Missing piece in the puzzle

As the saying goes, the devil is in the details. Thus, the role of Mohd. Ekram Khan & Sons case needs to be examined, albeit briefly, to understand this judgment in its entirety.

Admittedly, the facts in Mohd. Ekram Khan & Sons and the facts underlying this judgment are identical. Also, admittedly in Mohd. Ekram Khan & Sons, the Supreme Court decided issues (ii), (iii) and (iv), which is now held to be good law. Thus, by upholding Mohd. Ekram Khan & Sons, the Supreme Court decided upon issues (ii), (iii) and (iv).

In Mohd. Ekram Khan & Sons,Dealer-Assessees heavily relied on PREMIER AUTOMOBILES VERSUS UOI. - 1971 (11) TMI 159 - SUPREME COURT in an attempt to have the issue decided in their favour. In Premier Automobiles, although the Supreme Court dealt with a different set of issues arising out of similar facts, the Court emphatically recognized the trade prudence that the price of each automobile sold would necessarily comprise an in-built ‘warranty replacement cost’ component. Thus, the established trade practice was well-recognized by the Supreme Court in its earlier judgment in Premier Automobiles.

It is after acknowledging this very trade practice, issue (i) was specifically raised by the Two-judge Bench in their Referral Order. However, history repeated itself- this trade practice was completely ignored by Mohd. Ekram Khan & Sons in 2004 by merely factually distinguishing Premier Automobiles. Now again, this trade practice is ignored in 2023 by simply upholding  Mohd. Ekram Khan & Sons as good law.

Then and now, the role of an in-built ‘warranty replacement cost’ has been accorded a quietus. Interestingly, sans context, this Judgment vide paragraph 13.8, brings forth jurisprudence on this in-built ‘warranty replacement cost’/ complaint reserve by making a passing reference to BHARAT HEAVY ELECTRICALS LTD. VERSUS COMMISSIONER OF CUS. & C. EX., INDORE - 2003 (3) TMI 110 - SUPREME COURT only in vain!

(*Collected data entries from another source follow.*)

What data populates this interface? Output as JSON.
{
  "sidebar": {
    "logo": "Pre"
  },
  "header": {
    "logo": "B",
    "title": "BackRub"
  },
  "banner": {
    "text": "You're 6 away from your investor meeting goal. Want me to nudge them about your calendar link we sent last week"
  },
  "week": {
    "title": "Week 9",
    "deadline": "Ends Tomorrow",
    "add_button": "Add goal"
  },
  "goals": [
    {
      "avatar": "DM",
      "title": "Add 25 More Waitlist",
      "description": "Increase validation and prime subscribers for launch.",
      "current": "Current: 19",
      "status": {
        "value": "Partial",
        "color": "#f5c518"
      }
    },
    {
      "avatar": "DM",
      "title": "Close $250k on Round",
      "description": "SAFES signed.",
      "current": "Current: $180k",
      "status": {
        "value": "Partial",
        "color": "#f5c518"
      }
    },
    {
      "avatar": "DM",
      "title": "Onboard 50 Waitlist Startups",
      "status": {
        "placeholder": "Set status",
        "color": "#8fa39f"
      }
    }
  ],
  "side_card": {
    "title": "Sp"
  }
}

Thus, while it may be true that the transaction under the scanner amounts to a sale, the Supreme Court has now seemingly ordered that these replacement spares which have already suffered tax as part of sale price of the Automobile, are now to be doubly jeopardized!

Thus, by adopting such a myopic view, this judgment (in its last paragraph) ends up dismissing the appeals filed by the Dealer-Assessees’ and allowing revenue appeals instead of simply deciding on the correctness of Mohd. Ekram Khan & Sons and remitting the matter back to the Two-Judge bench.

Way Forward...

The industry may press on this very point to pursue a Review petition. Dealer-Assessees may also contest proceedings before lower courts/authorities in second-round of litigation on the ground that the spares have already suffered tax.

The industry may note that this decision does not apply to cases where the OEM directly supplied the warranty replacement spares to the Dealer-Assessee.

It goes without saying that Dealer-Assessees are open to contend that relationship between them and OEM is that of Principal-Agent, in which case Service tax liability may be attracted (subject to subsistence of limitation period for assessment).

Any which way, these are testing times for the industry!